No segmento financeiro, as nuvens públicas fornecem soluções específicas ao setor, com aplicativos integrados em diferentes níveis, conforme a demanda e regras definidas. Para o BaaS, a nuvem pública deve oferecer ainda mais agilidade ao adequar o uso de dados à demanda, bem como atender às conformidades regulatórias. Por fim, isso leva à redução de custos fixos e de infraestrutura (adeus às antigas áreas de TI).

Aplicativos de pagamento em mensagens de redes sociais

Já falamos por aqui sobre embedded finance, que, de modo geral, significa integrar um ou mais serviços financeiros ao portfólio de uma companhia que não tem nenhum tipo de conhecimento ou expertise no setor. A tendência é que cada vez mais os serviços financeiros estejam integrados em vários segmentos e atividades do dia a dia. 

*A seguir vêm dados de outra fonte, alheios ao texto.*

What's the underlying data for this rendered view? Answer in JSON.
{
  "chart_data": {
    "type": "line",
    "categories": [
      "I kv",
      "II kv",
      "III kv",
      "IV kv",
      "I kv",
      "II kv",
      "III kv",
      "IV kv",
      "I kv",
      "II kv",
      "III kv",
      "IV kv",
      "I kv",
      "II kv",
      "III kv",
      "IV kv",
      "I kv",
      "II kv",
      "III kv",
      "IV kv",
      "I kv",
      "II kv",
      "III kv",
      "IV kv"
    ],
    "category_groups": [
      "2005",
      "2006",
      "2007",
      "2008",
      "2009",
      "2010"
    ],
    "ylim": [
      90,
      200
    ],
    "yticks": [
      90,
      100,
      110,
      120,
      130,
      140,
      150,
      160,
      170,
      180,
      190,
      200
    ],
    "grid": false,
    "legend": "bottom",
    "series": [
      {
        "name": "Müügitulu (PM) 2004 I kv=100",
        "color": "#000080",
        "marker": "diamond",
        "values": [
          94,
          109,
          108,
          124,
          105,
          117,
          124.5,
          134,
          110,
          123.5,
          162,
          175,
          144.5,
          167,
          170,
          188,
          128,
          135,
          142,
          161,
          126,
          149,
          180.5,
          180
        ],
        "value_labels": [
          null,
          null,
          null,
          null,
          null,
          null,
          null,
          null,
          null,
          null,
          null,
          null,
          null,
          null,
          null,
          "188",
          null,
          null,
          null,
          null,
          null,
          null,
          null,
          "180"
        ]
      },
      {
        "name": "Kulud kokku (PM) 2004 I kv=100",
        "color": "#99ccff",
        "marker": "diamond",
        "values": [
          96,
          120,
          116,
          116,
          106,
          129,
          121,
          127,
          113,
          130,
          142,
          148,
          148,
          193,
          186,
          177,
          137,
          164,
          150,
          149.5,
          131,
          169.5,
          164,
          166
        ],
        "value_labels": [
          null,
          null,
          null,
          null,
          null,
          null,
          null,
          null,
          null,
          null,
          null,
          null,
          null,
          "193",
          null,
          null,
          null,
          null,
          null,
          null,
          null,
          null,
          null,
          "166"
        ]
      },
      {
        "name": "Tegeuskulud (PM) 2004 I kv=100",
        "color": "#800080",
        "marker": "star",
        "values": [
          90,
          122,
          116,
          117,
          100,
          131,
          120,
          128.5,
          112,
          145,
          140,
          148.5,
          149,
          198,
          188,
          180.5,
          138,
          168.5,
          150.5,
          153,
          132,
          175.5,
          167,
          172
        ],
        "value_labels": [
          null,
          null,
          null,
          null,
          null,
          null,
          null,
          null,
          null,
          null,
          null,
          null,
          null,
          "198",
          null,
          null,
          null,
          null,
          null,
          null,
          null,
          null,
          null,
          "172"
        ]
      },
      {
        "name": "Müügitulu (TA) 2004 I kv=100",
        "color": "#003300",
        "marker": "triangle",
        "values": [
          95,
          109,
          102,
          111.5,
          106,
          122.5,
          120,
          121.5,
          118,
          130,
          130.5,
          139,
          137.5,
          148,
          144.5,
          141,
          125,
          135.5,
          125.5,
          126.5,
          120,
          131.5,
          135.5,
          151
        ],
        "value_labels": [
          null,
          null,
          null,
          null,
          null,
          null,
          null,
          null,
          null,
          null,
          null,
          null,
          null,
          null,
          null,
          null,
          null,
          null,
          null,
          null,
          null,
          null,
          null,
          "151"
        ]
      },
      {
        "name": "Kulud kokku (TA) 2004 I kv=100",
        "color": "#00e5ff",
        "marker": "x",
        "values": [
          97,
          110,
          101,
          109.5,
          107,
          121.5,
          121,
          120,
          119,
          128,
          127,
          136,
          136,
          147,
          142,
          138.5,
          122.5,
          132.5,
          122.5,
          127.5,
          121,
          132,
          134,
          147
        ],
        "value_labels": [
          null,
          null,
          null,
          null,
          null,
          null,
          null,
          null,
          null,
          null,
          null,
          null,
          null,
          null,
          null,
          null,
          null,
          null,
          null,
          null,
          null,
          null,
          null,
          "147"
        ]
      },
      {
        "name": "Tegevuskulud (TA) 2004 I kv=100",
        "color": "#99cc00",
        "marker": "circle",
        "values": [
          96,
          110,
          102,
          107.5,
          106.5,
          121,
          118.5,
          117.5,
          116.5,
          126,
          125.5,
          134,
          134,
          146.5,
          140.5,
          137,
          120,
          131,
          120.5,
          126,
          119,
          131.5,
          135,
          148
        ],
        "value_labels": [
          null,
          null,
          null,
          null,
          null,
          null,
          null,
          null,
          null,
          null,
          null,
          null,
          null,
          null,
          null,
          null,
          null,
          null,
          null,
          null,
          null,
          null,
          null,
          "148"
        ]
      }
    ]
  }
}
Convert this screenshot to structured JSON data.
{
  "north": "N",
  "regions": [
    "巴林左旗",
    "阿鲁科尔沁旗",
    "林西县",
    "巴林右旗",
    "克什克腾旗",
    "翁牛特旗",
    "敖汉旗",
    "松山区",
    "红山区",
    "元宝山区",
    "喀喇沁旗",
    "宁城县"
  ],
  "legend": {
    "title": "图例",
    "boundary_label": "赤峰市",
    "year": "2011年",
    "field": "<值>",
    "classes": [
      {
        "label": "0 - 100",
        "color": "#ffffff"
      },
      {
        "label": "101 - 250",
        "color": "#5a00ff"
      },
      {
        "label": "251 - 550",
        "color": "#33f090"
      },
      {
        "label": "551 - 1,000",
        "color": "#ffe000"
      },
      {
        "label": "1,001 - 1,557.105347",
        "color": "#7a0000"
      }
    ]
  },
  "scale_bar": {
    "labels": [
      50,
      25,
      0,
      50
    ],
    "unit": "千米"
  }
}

tendências de Banking as a Service para 2023

Os apps de mensagem abriram uma ampla gama de integração de serviços financeiros. Aqui no Brasil, por exemplo, vimos o WhatsApp, mas lá na Ásia essa integração já é bem mais difundida em apps como Kakao Pay, LINE Pay ou WeChat Pay.

A ideia aqui é que os apps de pagamento dependem das plataformas de mensagens instantâneas para originar transações de pagamento, tornando a experiência de pagamento ainda mais orgânica e natural. O usuário usa a própria interface do app de mensagens para registrar contas de pagamento e para iniciar ou monitorar as transações.

A modernização da infraestrutura de pagamento (como é o caso da nuvem pública) e a capacidade de fazer uso de open finance, de APIs de pagamento e outras aplicações, abrem novas possibilidades para que os apps de mensagens forneçam serviços de pagamentos.